Uma pergunta de resposta fácil: alguém já viu a mídia – e até mesmo as polícias – estimularem a população a denunciar, abertamente (de “cara limpa”), traficantes, matadores do tráfico ou chefes de facções criminosas? Não, né? E por quê? A resposta também é óbvia: a tal “lei do silêncio” imposta pelo crime organizado é impiedosa e não raro resulta em pena de morte para quem afronta esses criminosos.
Quem eventualmente pretenda apontar o paradeiro de um traficante, por exemplo, é aconselhado a fazê-lo por meio do Disque-Denúncia, que na Polícia Civil da Paraíba é acionado pelo número 197. A ferramenta é absolutamente segura, evitando qualquer tipo de risco a faz uso dela.
Embarquei nesse tema hoje porque, esses dias, ao rolar a tela do meu celular na internet, deparei-me com um homem de seus 45 ou 50 anos de idade, concedendo entrevista à TV Record (não sei em qual estado; apenas reconheci a empresa por causa da espuma do microfone). O assunto era sobre o feminicídio cometido pelo seu filho contra a companheira do rapaz.
Ao discorrer sobre o fato, o entrevistado deu uma declaração desconcertante:
“Meninas e mulheres, por favor, parem com essa coisa de achar que a Lei Maria da Penha vai evitar o assassinato de vocês; não encarem o homem”.
O conselho bate de frente – e pesado – com a campanha quase que mundial sobre o assassinato de mulheres em contexto doméstico-familiar. Os meios de comunicação, dos mais variados níveis de alcance, ecoam o grito uníssono de que “mulheres vítimas de agressão devem romper o silêncio e denunciar seus maridos/companheiros agressores”.

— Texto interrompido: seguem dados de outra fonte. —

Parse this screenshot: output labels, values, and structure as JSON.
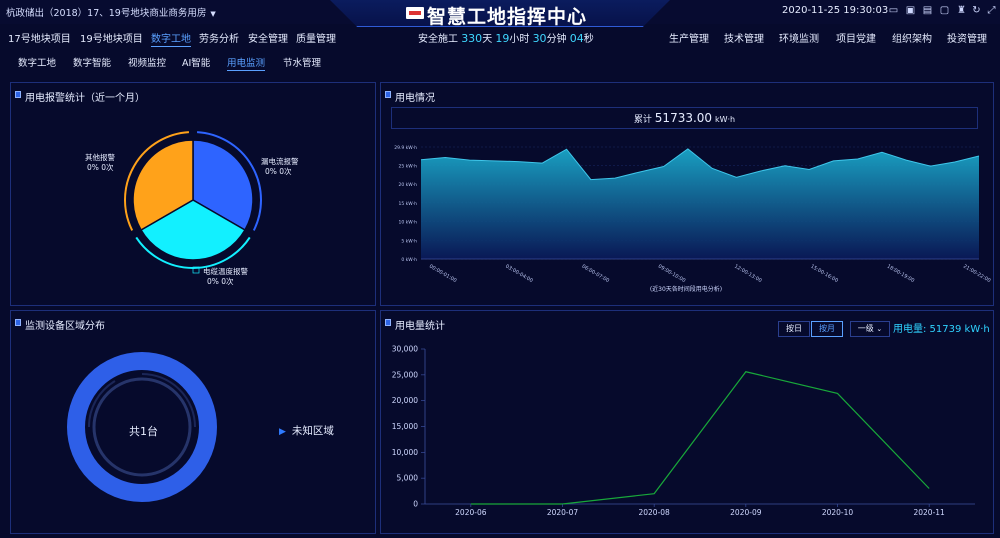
{
  "header": {
    "project_selector": "杭政储出（2018）17、19号地块商业商务用房",
    "title": "智慧工地指挥中心",
    "datetime": "2020-11-25 19:30:03",
    "icons": [
      "monitor-icon",
      "screen-icon",
      "list-icon",
      "folder-icon",
      "shirt-icon",
      "refresh-icon",
      "fullscreen-icon"
    ]
  },
  "nav": {
    "tabs": [
      "17号地块项目",
      "19号地块项目",
      "数字工地",
      "劳务分析",
      "安全管理",
      "质量管理"
    ],
    "active_tab": "数字工地",
    "right_tabs": [
      "生产管理",
      "技术管理",
      "环境监测",
      "项目党建",
      "组织架构",
      "投资管理"
    ]
  },
  "safety": {
    "prefix": "安全施工",
    "days": "330",
    "d_unit": "天",
    "hours": "19",
    "h_unit": "小时",
    "minutes": "30",
    "m_unit": "分钟",
    "seconds": "04",
    "s_unit": "秒"
  },
  "subnav": {
    "items": [
      "数字工地",
      "数字智能",
      "视频监控",
      "AI智能",
      "用电监测",
      "节水管理"
    ],
    "active": "用电监测"
  },
  "alarm_panel": {
    "title": "用电报警统计（近一个月）",
    "labels": [
      {
        "name": "其他报警",
        "value": "0%  0次"
      },
      {
        "name": "漏电流报警",
        "value": "0%  0次"
      },
      {
        "name": "电缆温度报警",
        "value": "0%  0次"
      }
    ]
  },
  "usage_panel": {
    "title": "用电情况",
    "total_prefix": "累计",
    "total_value": "51733.00",
    "total_unit": "kW·h",
    "footnote": "(近30天各时间段用电分析)"
  },
  "device_panel": {
    "title": "监测设备区域分布",
    "center_label": "共1台",
    "legend": "未知区域"
  },
  "stats_panel": {
    "title": "用电量统计",
    "btn_day": "按日",
    "btn_month": "按月",
    "active_btn": "按月",
    "level": "一级",
    "usage_label": "用电量: 51739 kW·h"
  },
  "colors": {
    "accent": "#2f7bff",
    "cyan": "#12f0ff",
    "orange": "#ffa21a",
    "blue": "#2e64ff",
    "line_green": "#18a83a"
  },
  "chart_data": [
    {
      "type": "pie",
      "title": "用电报警统计（近一个月）",
      "categories": [
        "漏电流报警",
        "电缆温度报警",
        "其他报警"
      ],
      "values": [
        33.3,
        33.3,
        33.3
      ],
      "note": "all counts are 0; slices drawn equally"
    },
    {
      "type": "area",
      "title": "用电情况",
      "x": [
        "00:00-01:00",
        "03:00-04:00",
        "06:00-07:00",
        "09:00-10:00",
        "12:00-13:00",
        "15:00-16:00",
        "18:00-19:00",
        "21:00-22:00"
      ],
      "y_tick_labels": [
        "0 kW·h",
        "5 kW·h",
        "10 kW·h",
        "15 kW·h",
        "20 kW·h",
        "25 kW·h",
        "29.9 kW·h"
      ],
      "ylim": [
        0,
        29.9
      ],
      "values": [
        26.5,
        27.1,
        26.4,
        26.2,
        26.0,
        25.6,
        29.3,
        21.2,
        21.6,
        23.2,
        24.7,
        29.4,
        24.2,
        21.8,
        23.5,
        24.9,
        23.9,
        26.2,
        26.7,
        28.5,
        26.4,
        24.8,
        25.9,
        27.5
      ]
    },
    {
      "type": "line",
      "title": "用电量统计",
      "categories": [
        "2020-06",
        "2020-07",
        "2020-08",
        "2020-09",
        "2020-10",
        "2020-11"
      ],
      "values": [
        0,
        0,
        2000,
        25600,
        21400,
        3000
      ],
      "y_ticks": [
        "0",
        "5,000",
        "10,000",
        "15,000",
        "20,000",
        "25,000",
        "30,000"
      ],
      "ylim": [
        0,
        30000
      ]
    }
  ]
}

E parece um movimento sensato. Afinal, o Brasil (a Europa também!) amarga casos lamentáveis de homens que não aceitam passivamente o fim de relacionamentos e partem para a violência. Assim, ao menos pela ‘lógica’, qualquer medida que vise melhorar esse cenário parece ser bem-vinda.

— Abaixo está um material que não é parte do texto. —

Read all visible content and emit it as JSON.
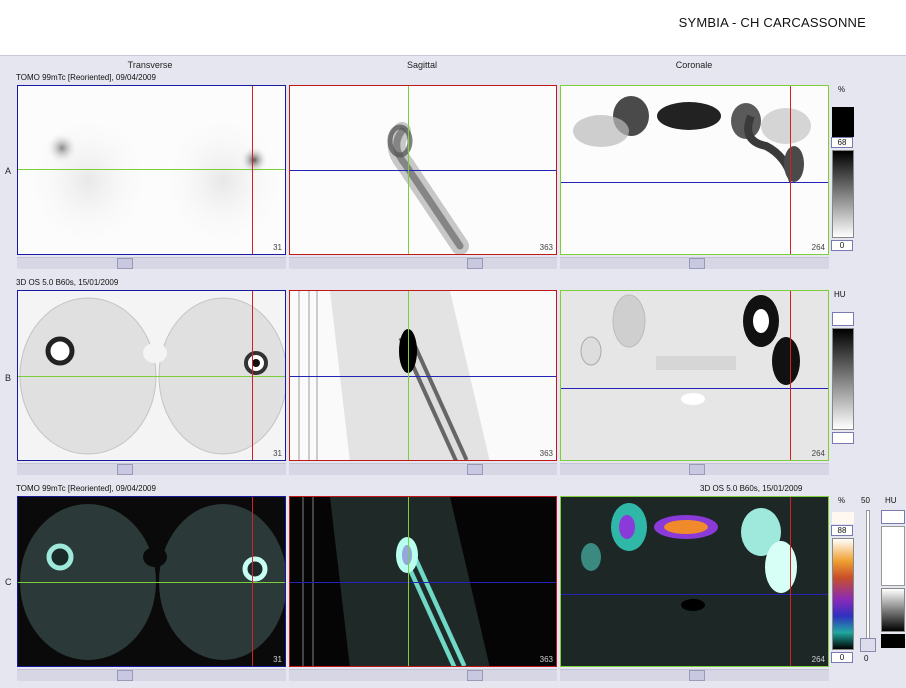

Mas analisando friamente a mensagem que aquele homem entrevistado quis passar, nela também reside ‘lógica’. O que ele defende não é a inexistência da denúncia; nada disso. Mas a forma como o homem agressor deve ser repelido.
“Existem homens equilibrados, mas existem homens desequilibrados. Não é todo homem que vai aceitar você falar diversas verdades na cara dele”, declarou. O entrevistado ainda pediu perdão à mãe da vítima por não ter conseguido evitar a tragédia. “Eu tentei separar ele dela; tentei separar ela dele; mas não consegui”, afirmou o pai do assassino, sob lágrimas.
A campanha
Todos os dias, vemos publicações jornalísticas injetarem doses cavalares de estímulos nas pessoas – sejam elas vítimas, familiares das vítimas, vizinhos das vítimas ou testemunhas dos casos –, no sentido de “romper o silêncio” e apontar o dedo em direção ao homem agressor de mulheres. Até mesmo o velho jargão que dizia “Em briga de marido e mulher não se mete a colher” já foi completamente descartado.
A “falha”
Porém, como bem frisou o pai entrevistado, existem “níveis de agressores”. A depender do grau de agressividade do homem inconformado – ou até mesmo de doença psíquica que o acomete em alguns casos –, esse estímulo exacerbado da campanha, por melhor que seja sua intenção, pode ser um ‘convite à morte’ da parte mais frágil, ou seja, da mulher. E em se confirmando essa teoria, a forma como o problema é abordado pela mídia pode, em alguns casos, resultar no oposto do que se pretende.
A pergunta
Agora, uma pergunta de resposta não tão fácil: se uma mulher vítima de agressão no contexto da Lei Maria da Penha é companheira do chefe de uma facção criminosa, e a mídia/polícia têm conhecimento desse detalhe, essa mulher e seus derredores (familiares, vizinhos, testemunhas, etc.) serão estimulados a “meter a colher”, “romper o silêncio” e apontar o dedo para esse agressor?